T: What was it supposed to be?

Me: It was supposed to be 15.

T: WAAAA!

Me: Fifty-four?

I have to think quickly. How can I ramp this up?

It occurs to me that she may think these are arbitrary wrong answers; that this machine is some sort of random bad answer generator. I want to pique her curiosity by demonstrating that there is something else going on.

So I propose working backwards.

Me: Ooo. OK. Let’s play…are you ready for this?

You choose one. Choose a hard one from down in here.

You press it.

Tell me what it says; not what the problem is, but what the answer is and I’ll see if I can tell you what the problem was.

She chooses a problem. Out of the corner of my eye, I can see that she is focused somewhere near the bottom of the machine.

T: Thirty-six.

Me: Thirty-six. So I think you did 9 and 4.

T: Yes.

Is that right?

Me: Nine plus four is not 36.

By this time, Griffin has wandered back into the room.

Griffin: Nine plus four is 13.

Me: So how…so how did I know? How did I know what it was?

If 9 plus 4 is not 36, how could I have gotten that right?

T: Because you’ve seen it before.

A reasonable explanation.

Me: You think I have this whole thing memorized?

T: Yeah.

Me: Here, do one more.

Do a really hard one.

What did you get?

T: Uh…I don’t know what…

G: [whisper] Sixty-four

T: Sixty-four.

Me: Sixty-four. I think you did 8 and 8.

T: Yes. How did you know?

Is that right?

Me: It’s not what 8 plus 8 is.

But here I’ll tell you…

The iPad ran out of memory at this point.

But that’s OK. I told Tabitha about the difference between a multiplication symbol and the addition symbol. I told her that multiplication is about groups. So 2×4 means two groups of four. We talked about how many things would be in two groups of four.

And then the moment passed and we were on to other things.

10-minute reading time

A few weeks back, bedtime was spiraling out of control. The kids share a room; they would be wound up at bedtime and the transition to sleep was not happening smoothly. We had a big, big problem on our hands.

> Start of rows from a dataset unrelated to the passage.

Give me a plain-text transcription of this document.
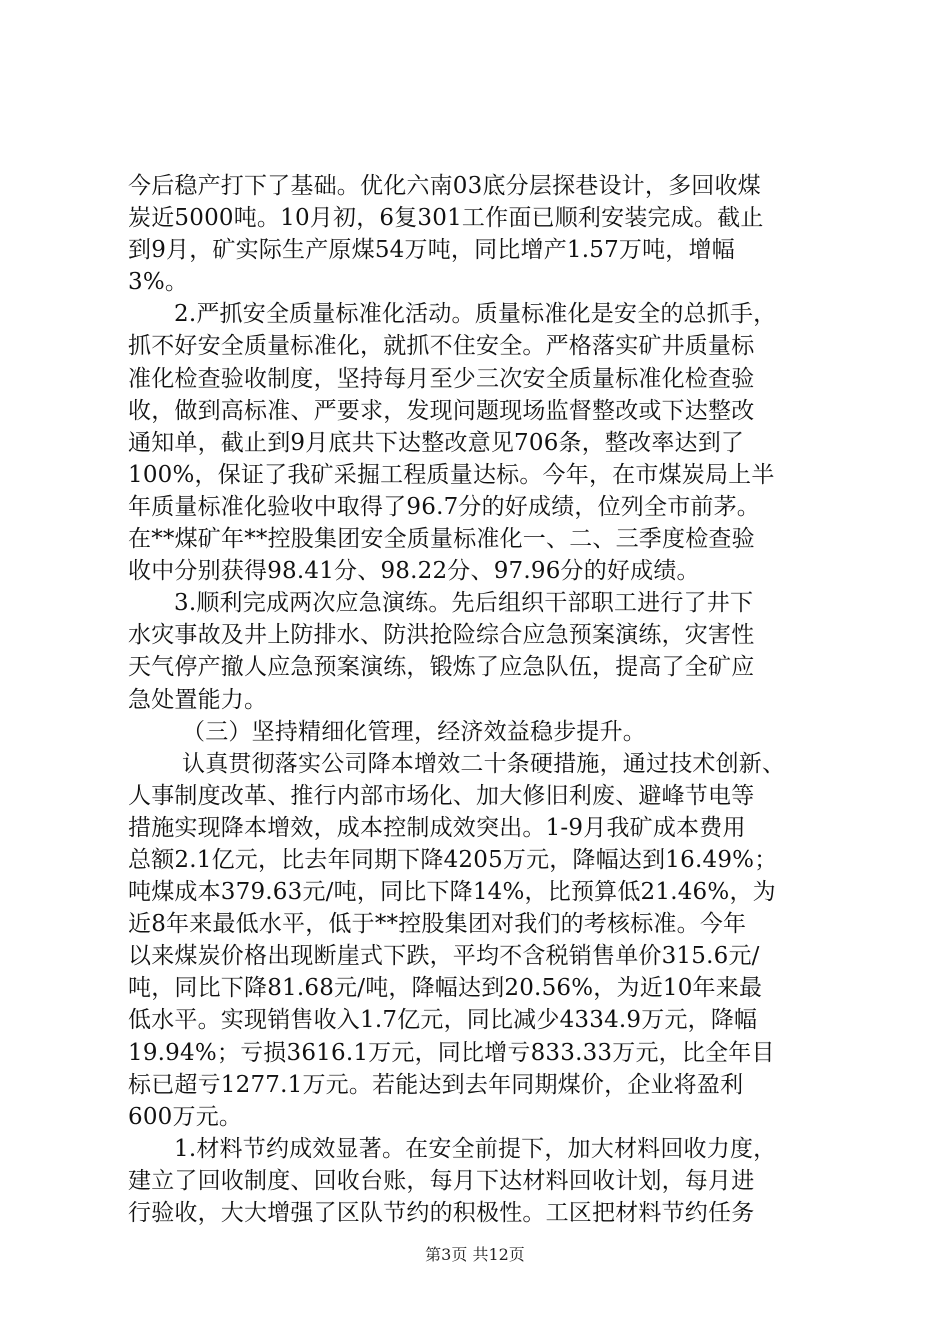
今后稳产打下了基础。优化六南03底分层探巷设计，多回收煤
炭近5000吨。10月初，6复301工作面已顺利安装完成。截止
到9月，矿实际生产原煤54万吨，同比增产1.57万吨，增幅
3%。
2.严抓安全质量标准化活动。质量标准化是安全的总抓手，
抓不好安全质量标准化，就抓不住安全。严格落实矿井质量标
准化检查验收制度，坚持每月至少三次安全质量标准化检查验
收，做到高标准、严要求，发现问题现场监督整改或下达整改
通知单，截止到9月底共下达整改意见706条，整改率达到了
100%，保证了我矿采掘工程质量达标。今年，在市煤炭局上半
年质量标准化验收中取得了96.7分的好成绩，位列全市前茅。
在**煤矿年**控股集团安全质量标准化一、二、三季度检查验
收中分别获得98.41分、98.22分、97.96分的好成绩。
3.顺利完成两次应急演练。先后组织干部职工进行了井下
水灾事故及井上防排水、防洪抢险综合应急预案演练，灾害性
天气停产撤人应急预案演练，锻炼了应急队伍，提高了全矿应
急处置能力。
（三）坚持精细化管理，经济效益稳步提升。
认真贯彻落实公司降本增效二十条硬措施，通过技术创新、
人事制度改革、推行内部市场化、加大修旧利废、避峰节电等
措施实现降本增效，成本控制成效突出。1-9月我矿成本费用
总额2.1亿元，比去年同期下降4205万元，降幅达到16.49%；
吨煤成本379.63元/吨，同比下降14%，比预算低21.46%，为
近8年来最低水平，低于**控股集团对我们的考核标准。今年
以来煤炭价格出现断崖式下跌，平均不含税销售单价315.6元/
吨，同比下降81.68元/吨，降幅达到20.56%，为近10年来最
低水平。实现销售收入1.7亿元，同比减少4334.9万元，降幅
19.94%；亏损3616.1万元，同比增亏833.33万元，比全年目
标已超亏1277.1万元。若能达到去年同期煤价，企业将盈利
600万元。
1.材料节约成效显著。在安全前提下，加大材料回收力度，
建立了回收制度、回收台账，每月下达材料回收计划，每月进
行验收，大大增强了区队节约的积极性。工区把材料节约任务
第3页 共12页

We solved the problem with 10-minute reading time. The kids have to be in their beds. We dim the lights. We set a timer for 10 minutes. It has to be quiet during that time. Then we turn out the lights, do the picture (remember the elephants?) and sleep comes more easily.

Complete transformation. It is awesome.

Tabitha, the other night, wanted to color. We talked and agreed that she could do it sometimes. As is the nature of 5-year olds, she soon wanted to know the limits.

The following conversation took place on Wednesday night this week.

Tabitha (five years old): I know I can’t color every night but can I tonight?

Me: Yes.

T: Then read, then color the next night?

Me: I don’t know. I think reading twice before the next color is better.

To be clear. It was not my intention to get into a math conversation at this point. I just wanted her to go to bed.

No, this move on my part was truly about literacy, not math. I don’t want 10-minute reading time to turn into 10-minute coloring time. I really, really like the idea that books will become part of my kids’ independent bedtime routines.

But Tabitha loves to know the rules she’s playing by. And when those rules are based on numbers, they’re going to lead to math every time.

T: So read-read-color-read-read-color…like that?

Me: Right. That sounds like a good ratio.

T: Or read-read-read-read-color-color?

Whoa.

Couple things.

First of all, I used the term ratio with absolutely no expectation that she would process it, and I am quite sure that she did not. I have long been an advocate of using good vocabulary with my children—there is no shame in not knowing the meaning of a word, but also no sheltering them from the fact that these words exist. This is at least partly the source of their substantial vocabularies. But I do not believe she knows the word ratio.

Secondly, Tabitha’s reformulation of the 2:1 ratio as 4:2 blew me away. It nearly slipped past me without notice. I was focused on getting them to bed; we were in the truly final phase of that process. I had pretty much tuned her out.

But when I looked at her, I could see she was expecting a reply. She needed to know whether she could get two coloring nights in a row by doing four reading nights in a row.

So I replayed her question in my mind, counting the reads.

Me: Yes. That would be fine. You may do that.